House Speaker László Kövér attended a ceremony to mark the birth anniversary of Ferenc Rákóczi II, leader of Hungary’s anti-Habsburg freedomfight between 1703-1711, at Rákóczi’s birthplace in Borsi.
At the celebration, held in front of the Rákóczi chateau, Kövér said that the legendary prince “had made the ideals of Hungary’s freedom, independence, and unity a reality once again”.
Rákóczi Ferenc II, -the last Prince of Transylvania- was born on the 27th of March 1676 in Borsi, Royal Hungary (now Borša, Slovakia). He headed a nearly successful national rising of all Hungary against the Habsburg empire. In his childhood, he was taken to Vienna and placed in a Jesuit college in Bohemeia to be brought up in Austrian ways.
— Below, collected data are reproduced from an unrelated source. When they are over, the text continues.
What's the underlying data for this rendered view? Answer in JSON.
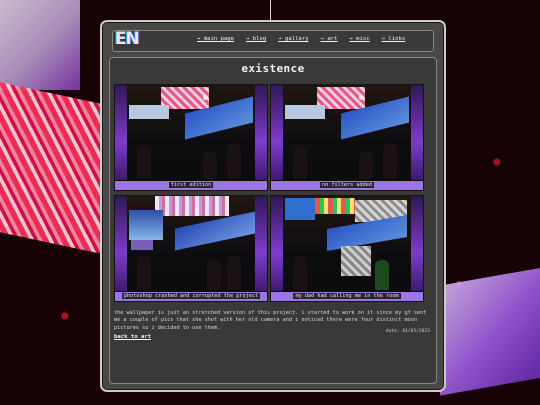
{
  "logo": "EN",
  "nav": [
    {
      "label": "→ main page"
    },
    {
      "label": "→ blog"
    },
    {
      "label": "→ gallery"
    },
    {
      "label": "→ art"
    },
    {
      "label": "→ misc"
    },
    {
      "label": "→ links"
    }
  ],
  "page": {
    "title": "existence",
    "gallery": [
      {
        "caption": "first edition"
      },
      {
        "caption": "no filters added"
      },
      {
        "caption": "photoshop crashed and corrupted the project"
      },
      {
        "caption": "my dad had calling me in the room"
      }
    ],
    "description": "the wallpaper is just an stretched version of this project. i started to work on it since my gf sent me a couple of pics that she shot with her old camera and i noticed there were four distinct moon pictures so i decided to use them.",
    "back_link": "back to art",
    "date": "date: 01/03/2023"
  },
  "colors": {
    "window_bg": "#4a4747",
    "content_bg": "#3b3838",
    "caption_bar": "#9a76e0",
    "wallpaper_red": "#c0142a"
  }
}
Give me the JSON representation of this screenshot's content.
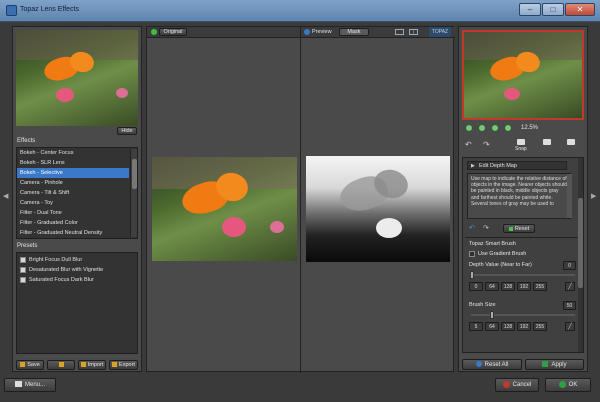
{
  "app": {
    "title": "Topaz Lens Effects"
  },
  "left": {
    "hide_label": "Hide",
    "effects_header": "Effects",
    "effects": [
      "Bokeh - Center Focus",
      "Bokeh - SLR Lens",
      "Bokeh - Selective",
      "Camera - Pinhole",
      "Camera - Tilt & Shift",
      "Camera - Toy",
      "Filter - Dual Tone",
      "Filter - Graduated Color",
      "Filter - Graduated Neutral Density"
    ],
    "effects_selected_index": 2,
    "presets_header": "Presets",
    "presets": [
      "Bright Focus Dull Blur",
      "Desaturated Blur with Vignette",
      "Saturated Focus Dark Blur"
    ],
    "buttons": {
      "save": "Save",
      "import": "Import",
      "export": "Export"
    }
  },
  "center": {
    "tab_original": "Original",
    "tab_preview": "Preview",
    "tab_mask": "Mask"
  },
  "right": {
    "zoom_level": "12.5%",
    "snap_label": "Snap",
    "edit_depth_map": "Edit Depth Map",
    "instructions": "Use map to indicate the relative distance of objects in the image. Nearer objects should be painted in black, middle objects gray and farthest should be painted white. Several tones of gray may be used to",
    "reset_label": "Reset",
    "smart_brush_header": "Topaz Smart Brush",
    "gradient_brush_label": "Use Gradient Brush",
    "depth_value_label": "Depth Value (Near to Far)",
    "depth_value": "0",
    "depth_presets": [
      "0",
      "64",
      "128",
      "192",
      "255"
    ],
    "brush_size_label": "Brush Size",
    "brush_size": "50",
    "brush_presets": [
      "5",
      "64",
      "128",
      "192",
      "255"
    ],
    "reset_all_label": "Reset All",
    "apply_label": "Apply"
  },
  "bottom": {
    "menu_label": "Menu...",
    "cancel_label": "Cancel",
    "ok_label": "OK"
  },
  "colors": {
    "accent_blue": "#3a78c8",
    "cancel_red": "#c0392b",
    "ok_green": "#2ea043"
  }
}
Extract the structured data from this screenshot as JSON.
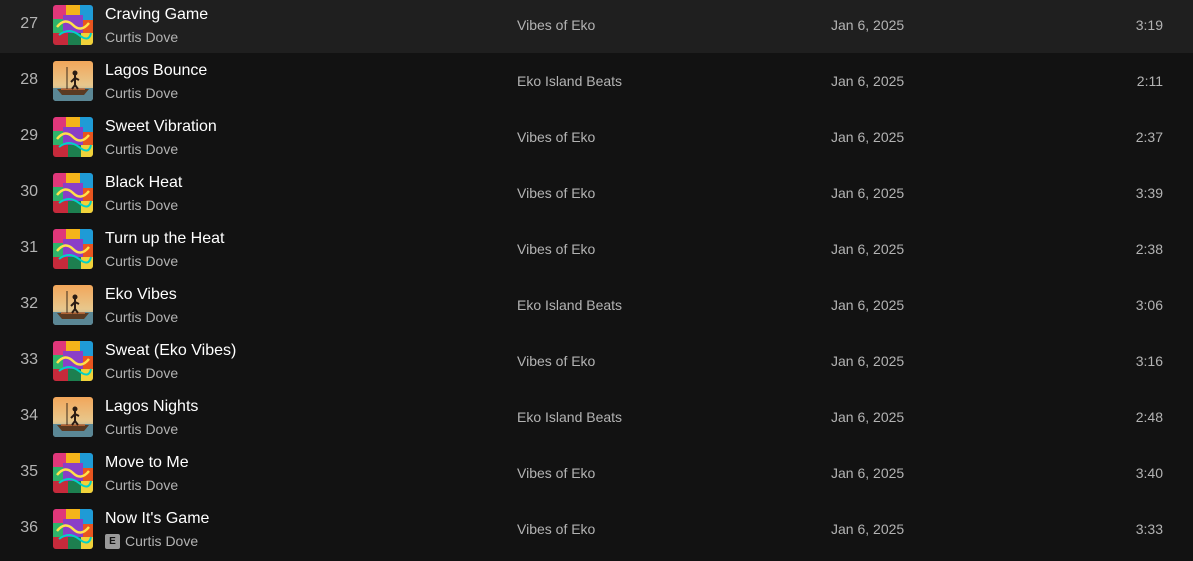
{
  "tracks": [
    {
      "num": "27",
      "title": "Craving Game",
      "artist": "Curtis Dove",
      "album": "Vibes of Eko",
      "date": "Jan 6, 2025",
      "duration": "3:19",
      "cover": "vibes",
      "explicit": false
    },
    {
      "num": "28",
      "title": "Lagos Bounce",
      "artist": "Curtis Dove",
      "album": "Eko Island Beats",
      "date": "Jan 6, 2025",
      "duration": "2:11",
      "cover": "island",
      "explicit": false
    },
    {
      "num": "29",
      "title": "Sweet Vibration",
      "artist": "Curtis Dove",
      "album": "Vibes of Eko",
      "date": "Jan 6, 2025",
      "duration": "2:37",
      "cover": "vibes",
      "explicit": false
    },
    {
      "num": "30",
      "title": "Black Heat",
      "artist": "Curtis Dove",
      "album": "Vibes of Eko",
      "date": "Jan 6, 2025",
      "duration": "3:39",
      "cover": "vibes",
      "explicit": false
    },
    {
      "num": "31",
      "title": "Turn up the Heat",
      "artist": "Curtis Dove",
      "album": "Vibes of Eko",
      "date": "Jan 6, 2025",
      "duration": "2:38",
      "cover": "vibes",
      "explicit": false
    },
    {
      "num": "32",
      "title": "Eko Vibes",
      "artist": "Curtis Dove",
      "album": "Eko Island Beats",
      "date": "Jan 6, 2025",
      "duration": "3:06",
      "cover": "island",
      "explicit": false
    },
    {
      "num": "33",
      "title": "Sweat (Eko Vibes)",
      "artist": "Curtis Dove",
      "album": "Vibes of Eko",
      "date": "Jan 6, 2025",
      "duration": "3:16",
      "cover": "vibes",
      "explicit": false
    },
    {
      "num": "34",
      "title": "Lagos Nights",
      "artist": "Curtis Dove",
      "album": "Eko Island Beats",
      "date": "Jan 6, 2025",
      "duration": "2:48",
      "cover": "island",
      "explicit": false
    },
    {
      "num": "35",
      "title": "Move to Me",
      "artist": "Curtis Dove",
      "album": "Vibes of Eko",
      "date": "Jan 6, 2025",
      "duration": "3:40",
      "cover": "vibes",
      "explicit": false
    },
    {
      "num": "36",
      "title": "Now It's Game",
      "artist": "Curtis Dove",
      "album": "Vibes of Eko",
      "date": "Jan 6, 2025",
      "duration": "3:33",
      "cover": "vibes",
      "explicit": true
    }
  ],
  "explicit_label": "E",
  "colors": {
    "background": "#121212",
    "title": "#ffffff",
    "secondary": "#b3b3b3"
  }
}
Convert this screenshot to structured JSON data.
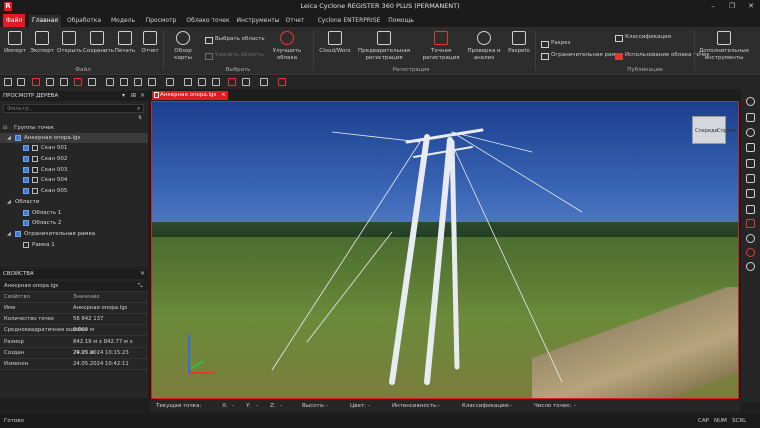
{
  "app": {
    "title": "Leica Cyclone REGISTER 360 PLUS (PERMANENT)"
  },
  "window": {
    "minimize": "–",
    "maximize": "❐",
    "close": "✕"
  },
  "menu": [
    "Файл",
    "Главная",
    "Обработка",
    "Модель",
    "Просмотр",
    "Облако точек",
    "Инструменты",
    "Отчет",
    "Cyclone ENTERPRISE",
    "Помощь"
  ],
  "ribbon": {
    "buttons": [
      "Импорт",
      "Экспорт",
      "Открыть",
      "Сохранить",
      "Печать",
      "Отчет",
      "Обзор карты",
      "Улучшить облака",
      "Cloud/Worx",
      "Предварительная регистрация",
      "Точная регистрация",
      "Проверка и анализ",
      "Paspeto",
      "Дополнительные инструменты"
    ],
    "small": {
      "select_area": "Выбрать область",
      "delete_area": "Удалить область",
      "section": "Разрез",
      "bounding_frame": "Ограничительная рамка",
      "classification": "Классификация",
      "use_clouds": "Использование облака точек"
    },
    "groups": {
      "main": "Файл",
      "select": "Выбрать",
      "registration": "Регистрация",
      "publish": "Публикации"
    }
  },
  "tree": {
    "header": "ПРОСМОТР ДЕРЕВА",
    "filter_placeholder": "Фильтр...",
    "rows": [
      "Группы точек",
      "Анкерная опора.lgs",
      "Скан 001",
      "Скан 002",
      "Скан 003",
      "Скан 004",
      "Скан 005",
      "Области",
      "Область 1",
      "Область 2",
      "Ограничительная рамка",
      "Рамка 1"
    ]
  },
  "properties": {
    "header": "СВОЙСТВА",
    "object": "Анкерная опора.lgs",
    "col_prop": "Свойство",
    "col_val": "Значение",
    "rows": [
      {
        "k": "Имя",
        "v": "Анкерная опора.lgs"
      },
      {
        "k": "Количество точек",
        "v": "56 842 137"
      },
      {
        "k": "Среднеквадратичная ошибка",
        "v": "0.009 м"
      },
      {
        "k": "Размер",
        "v": "842.19 м x 842.77 м x 79.27 м"
      },
      {
        "k": "Создан",
        "v": "24.05.2024 10:15:23"
      },
      {
        "k": "Изменен",
        "v": "24.05.2024 10:42:11"
      }
    ]
  },
  "document": {
    "tab": "Анкерная опора.lgs",
    "tab_close": "×",
    "view_cube_left": "Спереди",
    "view_cube_right": "Справа"
  },
  "statusline": {
    "current_point": "Текущая точка:",
    "x": "X:",
    "y": "Y:",
    "z": "Z:",
    "height": "Высота:",
    "color": "Цвет:",
    "intensity": "Интенсивность:",
    "classification": "Классификация:",
    "count": "Число точек:",
    "dash": "-"
  },
  "statusbar": {
    "ready": "Готово",
    "cap": "CAP",
    "num": "NUM",
    "scrl": "SCRL"
  },
  "colors": {
    "accent": "#e11b22",
    "checkbox": "#3f7cd9"
  }
}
However, he grew up in an atmosphere of fervent Hungarian patriotism, as his father and his stepfather had led insurrections against the Habsburgs.
As a nobleman and leader of the Hungarian uprising against the Habsburgs in 1703-11 and the prince (fejedelem) of the Estates Confederated for Liberty of the Kingdom of Hungary he is considered a national hero in Hungary. He was also Prince of Transylvania, an Imperial Prince, and a member of the Order of the Golden Fleece.